One of the original ideas for Dr. Turner’s research was to stream the conductor’s perspective from Glass. Due to the limited power of the device, it is currently not possible to live stream without at least a half of a second of latency. To combat this problem, one idea was to take still images and show them to the audience.

There are two Android applications that are necessary to make this task possible: Tina Time-lapse by Wessel Rossing and FTPServer by Andreas Liebig. Both of these must be sideloaded onto the device. After installing the applications onto a different rooted Android device, one must navigate to /data/app/ to find the corresponding APK files. Using ADB’s pull function, they can be transferred to a computer before using ADB to install them on Glass.
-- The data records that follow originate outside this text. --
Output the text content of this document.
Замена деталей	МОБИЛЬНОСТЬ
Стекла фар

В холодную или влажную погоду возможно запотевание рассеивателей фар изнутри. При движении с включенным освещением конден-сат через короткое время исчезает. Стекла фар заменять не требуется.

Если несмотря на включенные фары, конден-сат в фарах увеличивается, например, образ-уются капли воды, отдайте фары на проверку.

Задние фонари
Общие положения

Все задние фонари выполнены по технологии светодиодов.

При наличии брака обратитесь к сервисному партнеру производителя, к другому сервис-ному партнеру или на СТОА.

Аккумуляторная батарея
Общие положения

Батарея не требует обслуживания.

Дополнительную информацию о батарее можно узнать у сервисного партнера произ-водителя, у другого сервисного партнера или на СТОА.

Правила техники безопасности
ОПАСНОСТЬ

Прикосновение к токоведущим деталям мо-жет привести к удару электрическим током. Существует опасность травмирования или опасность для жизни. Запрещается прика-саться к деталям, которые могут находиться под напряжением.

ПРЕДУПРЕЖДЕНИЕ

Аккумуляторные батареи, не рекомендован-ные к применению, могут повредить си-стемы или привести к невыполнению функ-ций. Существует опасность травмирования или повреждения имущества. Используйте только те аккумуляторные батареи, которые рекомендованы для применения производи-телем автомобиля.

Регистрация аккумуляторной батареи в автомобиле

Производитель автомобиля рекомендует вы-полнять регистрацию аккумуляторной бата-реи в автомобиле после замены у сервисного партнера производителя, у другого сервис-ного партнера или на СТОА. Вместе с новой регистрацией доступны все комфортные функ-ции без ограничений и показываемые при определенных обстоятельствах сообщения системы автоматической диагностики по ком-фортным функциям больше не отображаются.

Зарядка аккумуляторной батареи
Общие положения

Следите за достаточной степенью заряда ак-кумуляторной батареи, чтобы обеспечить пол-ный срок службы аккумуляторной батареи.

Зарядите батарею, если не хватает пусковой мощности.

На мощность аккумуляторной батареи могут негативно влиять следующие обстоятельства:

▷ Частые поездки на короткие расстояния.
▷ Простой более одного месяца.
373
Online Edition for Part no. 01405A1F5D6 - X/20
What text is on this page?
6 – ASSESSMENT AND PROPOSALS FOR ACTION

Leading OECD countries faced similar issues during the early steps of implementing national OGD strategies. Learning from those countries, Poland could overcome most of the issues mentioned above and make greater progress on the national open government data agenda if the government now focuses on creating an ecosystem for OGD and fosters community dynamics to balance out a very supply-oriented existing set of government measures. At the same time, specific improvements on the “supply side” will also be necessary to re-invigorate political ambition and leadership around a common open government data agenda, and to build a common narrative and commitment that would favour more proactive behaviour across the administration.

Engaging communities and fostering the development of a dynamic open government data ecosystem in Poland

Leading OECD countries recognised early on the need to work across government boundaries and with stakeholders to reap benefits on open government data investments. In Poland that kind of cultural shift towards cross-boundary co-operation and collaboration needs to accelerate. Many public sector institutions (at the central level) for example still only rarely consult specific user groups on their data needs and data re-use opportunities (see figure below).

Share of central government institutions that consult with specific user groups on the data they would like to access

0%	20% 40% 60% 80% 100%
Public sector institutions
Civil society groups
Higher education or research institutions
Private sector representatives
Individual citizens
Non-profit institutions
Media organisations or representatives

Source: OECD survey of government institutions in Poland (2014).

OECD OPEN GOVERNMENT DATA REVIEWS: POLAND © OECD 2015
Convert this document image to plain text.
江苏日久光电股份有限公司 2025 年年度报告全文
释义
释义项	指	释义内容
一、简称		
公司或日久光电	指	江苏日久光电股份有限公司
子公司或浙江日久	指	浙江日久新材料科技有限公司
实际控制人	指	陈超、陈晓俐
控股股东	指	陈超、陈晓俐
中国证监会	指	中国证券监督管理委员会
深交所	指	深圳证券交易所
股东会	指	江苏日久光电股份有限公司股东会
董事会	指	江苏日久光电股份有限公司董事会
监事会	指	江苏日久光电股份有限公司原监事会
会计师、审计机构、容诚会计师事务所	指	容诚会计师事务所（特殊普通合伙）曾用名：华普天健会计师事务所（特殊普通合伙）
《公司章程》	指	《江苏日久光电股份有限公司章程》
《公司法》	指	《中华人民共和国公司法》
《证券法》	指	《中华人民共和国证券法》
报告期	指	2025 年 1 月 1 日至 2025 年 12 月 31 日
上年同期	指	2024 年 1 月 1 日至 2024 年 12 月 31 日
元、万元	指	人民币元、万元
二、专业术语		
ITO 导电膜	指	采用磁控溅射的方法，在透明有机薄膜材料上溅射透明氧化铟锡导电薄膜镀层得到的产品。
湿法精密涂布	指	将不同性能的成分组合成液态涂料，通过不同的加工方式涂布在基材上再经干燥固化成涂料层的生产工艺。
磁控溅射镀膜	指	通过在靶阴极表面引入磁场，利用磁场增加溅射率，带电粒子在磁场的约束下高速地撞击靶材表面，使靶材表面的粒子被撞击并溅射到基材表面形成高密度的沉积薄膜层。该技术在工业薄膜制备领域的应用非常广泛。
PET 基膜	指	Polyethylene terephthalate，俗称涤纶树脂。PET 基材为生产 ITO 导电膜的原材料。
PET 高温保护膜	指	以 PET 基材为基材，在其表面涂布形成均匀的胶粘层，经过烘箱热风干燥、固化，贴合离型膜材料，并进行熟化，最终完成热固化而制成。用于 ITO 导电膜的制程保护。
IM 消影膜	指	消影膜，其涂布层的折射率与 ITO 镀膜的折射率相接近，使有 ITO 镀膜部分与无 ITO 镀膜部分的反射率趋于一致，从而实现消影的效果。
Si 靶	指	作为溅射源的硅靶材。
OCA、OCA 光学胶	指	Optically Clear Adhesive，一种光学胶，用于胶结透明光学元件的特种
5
“Tina Time-lapse” is an Android application that automatically takes pictures at a user-defined time interval. Other settings allow the user to set the image’s resolution, quality, and location where the photo is saved. After installing the application using ADB, the image is initially distorted:


This is a known error with the release of EX10. After importing the source code into Eclipse, the addition of one line of Java fixes this problem:

	parameters.setPreviewFpsRange(30000, 30000);

This is added after the Camera is initialized, in the Recorder class in the package nl.nanatech.b.tinatimelapse. To begin taking photos, one simply selects the second icon: the camera.

Glass will automatically sleep after several seconds of inactivity. This can be changed by manually installing the Settings.apk file, starting the application using ADB, and changing the preference under the Display menu.

Photos can be accessed from a different computer after an FTP Server is configured on Glass. Although there are several applications available to accomplish this task, Andreas Liebig’s “FTPServer” has a setting that is required for the device to be network accessible. There are several network interfaces available through Glass:


Only the last interface, wlan0, corresponds to the physical MAC address of the device. Due to an issue with the Glass interface, all FTP servers default to use the ifb0 interface. This prevents other clients from finding Glass on the local area network. The application “FTPServer” allows the interface to be manually set, sidestepping this bug.This error has not yet been reported to the Glass developers. I plan on submitting a bug report after I complete more testing in the coming weeks.

Wessel Rossing provided me the source code for our research with Glass, but as it is not open source, it will not be posted it on Github. The source for “FTPServer” is also not available online, but no modification to the raw source code is necessary for it to work on Glass.